WORLD'S agribusiness giant Syngenta and its new owner ChemChina unveiled new ambitions Tuesday, eyeing a place of top three in global seeds business by further expansion in emerging markets, especially China.

The company said it intends to profitably grow market share through organic growth and collaborations, and is considering targeted acquisitions with a focus on seeds. The goal is to strengthen Syngenta's leadership position in crop protection and to become an ambitious number three in seeds.

For that end, further expansion in emerging markets, notably China, will be the key in the future.

In 2016, the Asia-Pacific region only stood about 15 percent of Syngenta's annual sales, reaching 1.84 billion U.S. dollars, while the rest regions, North America, Latin America, as well as Europe, Africa and the Middle East, all contributed more than 3.2 billion U.S. dollars.
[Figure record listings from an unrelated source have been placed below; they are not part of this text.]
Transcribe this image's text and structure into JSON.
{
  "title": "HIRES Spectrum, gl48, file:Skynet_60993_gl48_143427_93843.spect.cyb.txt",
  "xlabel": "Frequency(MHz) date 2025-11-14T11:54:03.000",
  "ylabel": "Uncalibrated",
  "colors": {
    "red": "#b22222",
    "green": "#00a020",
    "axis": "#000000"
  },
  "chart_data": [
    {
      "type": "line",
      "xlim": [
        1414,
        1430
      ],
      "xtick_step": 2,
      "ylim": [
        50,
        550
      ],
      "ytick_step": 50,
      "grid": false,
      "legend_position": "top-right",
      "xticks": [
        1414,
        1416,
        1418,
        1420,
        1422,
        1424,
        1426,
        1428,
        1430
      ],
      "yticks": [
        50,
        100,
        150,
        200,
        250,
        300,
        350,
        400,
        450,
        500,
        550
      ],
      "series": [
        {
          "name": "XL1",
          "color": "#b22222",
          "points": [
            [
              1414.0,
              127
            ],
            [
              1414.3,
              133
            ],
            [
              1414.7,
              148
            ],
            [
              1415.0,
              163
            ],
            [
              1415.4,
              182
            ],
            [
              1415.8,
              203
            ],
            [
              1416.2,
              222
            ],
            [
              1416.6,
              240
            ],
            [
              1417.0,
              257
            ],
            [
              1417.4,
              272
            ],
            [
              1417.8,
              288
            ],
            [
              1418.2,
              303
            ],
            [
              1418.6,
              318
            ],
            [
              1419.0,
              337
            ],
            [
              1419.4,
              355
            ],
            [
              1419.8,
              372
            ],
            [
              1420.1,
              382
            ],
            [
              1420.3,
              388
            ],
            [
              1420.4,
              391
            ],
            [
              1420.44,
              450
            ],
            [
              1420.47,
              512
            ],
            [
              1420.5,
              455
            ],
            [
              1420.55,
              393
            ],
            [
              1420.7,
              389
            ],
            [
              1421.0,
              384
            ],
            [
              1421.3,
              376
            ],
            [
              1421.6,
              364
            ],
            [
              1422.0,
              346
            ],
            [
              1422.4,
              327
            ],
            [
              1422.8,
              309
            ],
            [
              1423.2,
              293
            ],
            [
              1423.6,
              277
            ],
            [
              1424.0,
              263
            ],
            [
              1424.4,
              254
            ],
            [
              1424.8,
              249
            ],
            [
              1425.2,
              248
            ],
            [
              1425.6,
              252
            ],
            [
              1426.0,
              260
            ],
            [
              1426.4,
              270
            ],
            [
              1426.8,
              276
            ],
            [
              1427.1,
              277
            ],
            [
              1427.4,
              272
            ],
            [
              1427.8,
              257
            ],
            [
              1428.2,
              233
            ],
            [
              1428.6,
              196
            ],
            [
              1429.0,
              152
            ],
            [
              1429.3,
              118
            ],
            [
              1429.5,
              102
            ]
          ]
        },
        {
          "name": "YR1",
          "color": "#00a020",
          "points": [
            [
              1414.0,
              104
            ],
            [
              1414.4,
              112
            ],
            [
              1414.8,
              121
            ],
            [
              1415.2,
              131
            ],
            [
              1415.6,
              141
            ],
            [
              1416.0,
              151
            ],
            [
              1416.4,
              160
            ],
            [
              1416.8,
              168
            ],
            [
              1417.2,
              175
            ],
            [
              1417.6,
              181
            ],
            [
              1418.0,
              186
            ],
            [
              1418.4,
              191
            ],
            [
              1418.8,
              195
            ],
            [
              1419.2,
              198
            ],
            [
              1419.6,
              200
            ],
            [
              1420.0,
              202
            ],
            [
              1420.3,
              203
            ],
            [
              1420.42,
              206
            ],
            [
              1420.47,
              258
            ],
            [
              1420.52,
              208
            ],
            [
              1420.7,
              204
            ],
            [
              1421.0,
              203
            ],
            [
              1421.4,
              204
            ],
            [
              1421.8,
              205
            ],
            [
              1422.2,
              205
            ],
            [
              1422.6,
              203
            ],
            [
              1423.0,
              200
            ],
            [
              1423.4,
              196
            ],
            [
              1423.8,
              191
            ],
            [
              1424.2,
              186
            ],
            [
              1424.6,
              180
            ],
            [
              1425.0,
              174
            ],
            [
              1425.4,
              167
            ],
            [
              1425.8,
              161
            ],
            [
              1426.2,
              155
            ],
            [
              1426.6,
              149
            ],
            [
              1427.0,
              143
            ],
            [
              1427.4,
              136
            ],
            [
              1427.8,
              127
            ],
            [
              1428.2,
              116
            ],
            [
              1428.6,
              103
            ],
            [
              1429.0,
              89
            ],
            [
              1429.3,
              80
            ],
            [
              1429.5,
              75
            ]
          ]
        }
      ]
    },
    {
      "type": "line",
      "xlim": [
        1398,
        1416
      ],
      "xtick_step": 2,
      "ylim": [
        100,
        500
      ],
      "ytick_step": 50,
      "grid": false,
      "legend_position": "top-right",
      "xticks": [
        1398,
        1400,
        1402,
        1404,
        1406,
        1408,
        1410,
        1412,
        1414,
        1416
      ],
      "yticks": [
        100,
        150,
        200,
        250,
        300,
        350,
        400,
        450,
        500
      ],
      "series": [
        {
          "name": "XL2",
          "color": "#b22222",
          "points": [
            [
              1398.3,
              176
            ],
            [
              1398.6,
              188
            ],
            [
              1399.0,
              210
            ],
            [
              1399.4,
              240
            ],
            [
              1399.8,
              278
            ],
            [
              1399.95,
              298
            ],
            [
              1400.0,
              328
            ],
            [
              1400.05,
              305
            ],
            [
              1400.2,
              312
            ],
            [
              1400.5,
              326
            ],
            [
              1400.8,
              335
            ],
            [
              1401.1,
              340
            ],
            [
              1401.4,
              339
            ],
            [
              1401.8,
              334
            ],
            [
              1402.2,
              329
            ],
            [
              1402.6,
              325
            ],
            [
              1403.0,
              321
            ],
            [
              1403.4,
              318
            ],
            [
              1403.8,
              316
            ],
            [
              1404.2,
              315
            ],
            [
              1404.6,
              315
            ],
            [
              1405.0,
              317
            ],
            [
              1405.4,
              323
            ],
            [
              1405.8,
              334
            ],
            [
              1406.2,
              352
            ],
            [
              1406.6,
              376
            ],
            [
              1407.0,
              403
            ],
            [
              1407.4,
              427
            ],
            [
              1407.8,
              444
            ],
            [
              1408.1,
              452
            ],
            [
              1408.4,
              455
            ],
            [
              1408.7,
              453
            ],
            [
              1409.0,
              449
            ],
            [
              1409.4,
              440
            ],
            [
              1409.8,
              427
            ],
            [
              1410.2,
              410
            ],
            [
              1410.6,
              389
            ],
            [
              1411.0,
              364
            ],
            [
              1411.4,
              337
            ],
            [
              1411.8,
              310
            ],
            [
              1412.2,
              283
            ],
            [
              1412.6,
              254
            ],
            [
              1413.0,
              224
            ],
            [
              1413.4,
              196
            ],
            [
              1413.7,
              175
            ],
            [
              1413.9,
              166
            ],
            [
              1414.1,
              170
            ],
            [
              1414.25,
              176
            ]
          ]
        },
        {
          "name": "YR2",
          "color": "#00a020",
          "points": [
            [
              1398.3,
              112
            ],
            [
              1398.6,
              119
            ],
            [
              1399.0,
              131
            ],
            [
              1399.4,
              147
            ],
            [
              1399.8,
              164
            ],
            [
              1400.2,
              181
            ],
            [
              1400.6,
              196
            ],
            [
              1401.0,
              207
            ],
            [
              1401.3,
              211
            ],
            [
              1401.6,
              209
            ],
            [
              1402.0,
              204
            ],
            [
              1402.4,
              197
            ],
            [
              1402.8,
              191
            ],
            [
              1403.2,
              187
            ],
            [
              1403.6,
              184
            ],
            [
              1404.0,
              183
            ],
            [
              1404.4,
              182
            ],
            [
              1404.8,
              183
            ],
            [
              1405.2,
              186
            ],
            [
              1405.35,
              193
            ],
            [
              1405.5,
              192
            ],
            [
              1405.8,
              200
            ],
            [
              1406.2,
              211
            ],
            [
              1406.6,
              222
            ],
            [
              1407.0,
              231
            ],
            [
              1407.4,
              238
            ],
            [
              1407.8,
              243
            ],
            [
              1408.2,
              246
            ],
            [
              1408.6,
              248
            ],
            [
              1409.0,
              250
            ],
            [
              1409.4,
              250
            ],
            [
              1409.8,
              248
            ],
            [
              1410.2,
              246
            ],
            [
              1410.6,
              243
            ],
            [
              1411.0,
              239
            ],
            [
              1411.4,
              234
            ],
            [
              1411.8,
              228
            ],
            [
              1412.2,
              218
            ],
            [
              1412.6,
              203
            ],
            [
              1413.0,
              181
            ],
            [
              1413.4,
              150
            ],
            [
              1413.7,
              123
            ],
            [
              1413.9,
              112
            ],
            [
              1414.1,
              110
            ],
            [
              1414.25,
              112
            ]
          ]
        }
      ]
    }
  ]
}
In addition to market growth, increasing efforts in digital agriculture and ongoing investment in new technologies to increase crop yields, as well as reducing CO2 emissions and preserving water resources, will also play a major role in securing the company's leadership.

Before the announcement, a general meeting of Syngenta shareholders elected Ren Jianxin, chairman of ChemChina, as chairman of the board of directors on Monday. But Syngenta's operational independence in the future under the governance of the existing management team has been reaffirmed.

At Tuesday's press meeting, Ren said together with Syngenta's board and management and all its employees, "we will work for the benefit of growers and to enhance food security, and fight famine around the world, based on principles of technological leadership, environmental safety and sustainability."

Vice Chairman and Lead Independent Director of Syngenta Michel Demare also reassured that growth is the focus behind the whole acquisition.

"All our stakeholders are benefiting from this change of ownership," Demare said, referring that Syngenta will maintain the highest corporate governance standards as a standalone company, while sharing with ChemChina a common long-term vision of contributing to global food security.

Earlier in June, Chinese state-owned chemical giant ChemChina announced the completion of a deal of 43 billion U.S. dollars to acquire Syngenta.

ChemChina has purchased 94.7 percent of Syngenta's shares so far and will push forward the delisting of Syngenta from both Switzerland and the United States. In the future, ChemChina will implement a strategy to make Syngenta go public again with a view to realize long-term development and create greater value, the company said.